I don't know about you, but from the time I was a little kid, we always heard that public restrooms were sketchy. Statistically, whether they were or not, we took care and were cautious. For instance, my brother and I were instructed to go together if we had to go to the restroom in a public park.
(For the record, growing up I never had a scary incident in a public restroom, nor did any of my friends or acquaintances.)
Much later, as a dad raising a family, my wife and I always escorted our kids into public restrooms, stood in front of their stall--you know, all that good protective parenting stuff. We did this in the mall, in town, out of town, wherever.
So my question is, if they pass that LGBT thing, would my behavior in a public restroom as a parent be any different now? No. I'd run the same play. My kids would be as safe as before.
Isn't that true for all of us? Do any of us send our kids into public restrooms alone now? No.
Here's where I'm at: I live in a world that has sketchy people in it. Sketchy people doing sketchy things includes all kinds of people. It's life. It's not a new phenomenon. Sketchy goes back to the beginning of time.
So do you know what I do? Every day I try to be careful and observant. When I'm in a parking lot, a restaurant, anywhere there are people, I pay attention. Why? Sketchy people exist. And do you know where the sketchy people are? Potentially, everywhere.
That's right. Sketchy people are everywhere, but we keep doing life.
It doesn't keep us from driving our cars even though sketchy people might drink too much and crash into nice people like us.
It doesn't keep us from going to the mall, even though sketchy people might try to make off with your wallet or purse.
It doesn't keep us from going to the bank even though sketchy people occasionally show up there with a gun to hold it up.
Do you know why we risk sketchy things happening to us?
Because there's way more nice people than sketchy people. We watch the news and know things like car accidents, purse-snatchings and bank robberies are rare occurrences and they aren't worth us obsessing over.
I'd guess right about now, someone reading this has pulled up a story about some guy who's done something bad in a restroom and that person's now feeling victorious.
If that's so, let's have a contest: you pull up all the bathroom crimes you can and I'll pull up all the people killed in America yesterday by drunk drivers.
In light of the grim statistics, I bet that doesn't keep you or me from driving tomorrow. (By the way that was 27.5 people a day in 2013.) My point is, let's not make bathroom crime a spree when it's far from it.

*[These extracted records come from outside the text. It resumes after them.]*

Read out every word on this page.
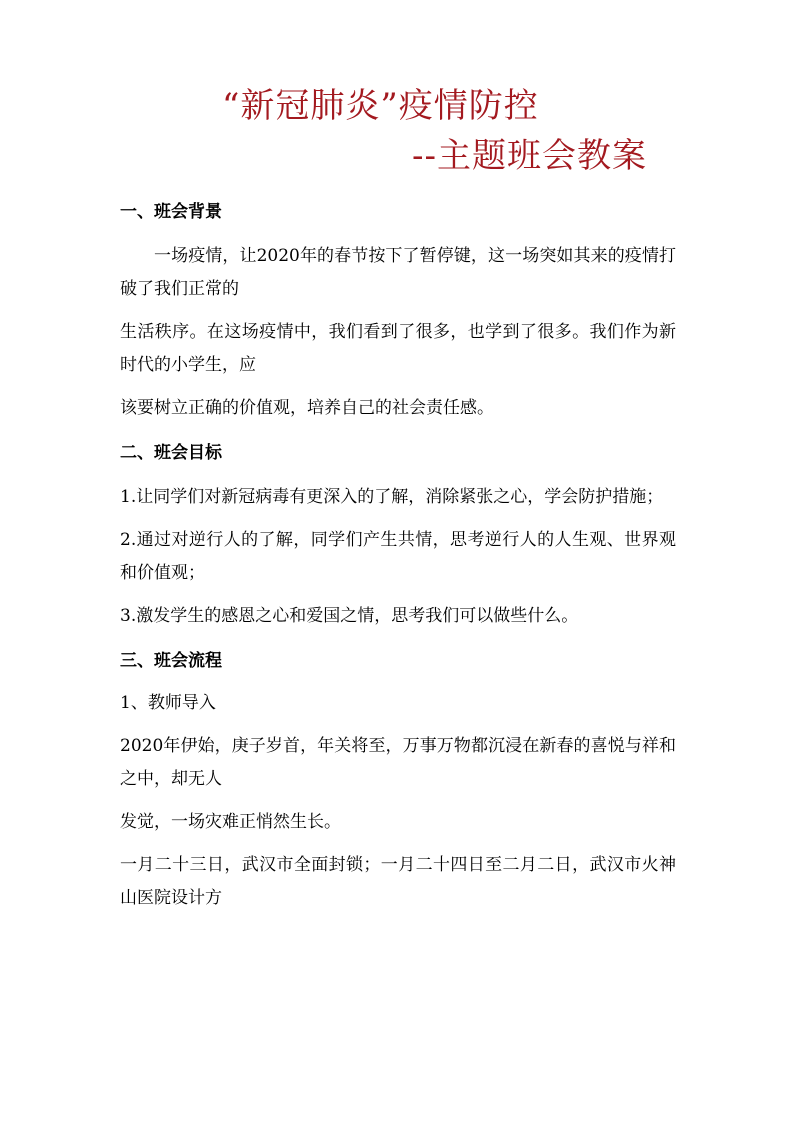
“新冠肺炎”疫情防控
--主题班会教案

一、班会背景

一场疫情，让2020年的春节按下了暂停键，这一场突如其来的疫情打破了我们正常的

生活秩序。在这场疫情中，我们看到了很多，也学到了很多。我们作为新时代的小学生，应

该要树立正确的价值观，培养自己的社会责任感。

二、班会目标

1.让同学们对新冠病毒有更深入的了解，消除紧张之心，学会防护措施；

2.通过对逆行人的了解，同学们产生共情，思考逆行人的人生观、世界观和价值观；

3.激发学生的感恩之心和爱国之情，思考我们可以做些什么。

三、班会流程

1、教师导入

2020年伊始，庚子岁首，年关将至，万事万物都沉浸在新春的喜悦与祥和之中，却无人

发觉，一场灾难正悄然生长。

一月二十三日，武汉市全面封锁；一月二十四日至二月二日，武汉市火神山医院设计方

(By the way, if you Google "Crime in public restrooms" you won't get stories and statistics from credible news sources like CNN, Fox, etc, you'll get websites that look like news pages that are really propaganda either for or against this issue. Be leery of stats and stories on websites you've never heard of.)
As a pastor I am aware that our world isn't safe. Since we left the garden, it hasn't been. At some point, either at a national, state or local level, the LGBT community will be protected from discrimination, it seems inevitable. Whenever that happens, we need not fear taking our chances in the public restrooms, our cars, the malls, parking lots...everywhere. Since we left the garden, we're all risk-takers.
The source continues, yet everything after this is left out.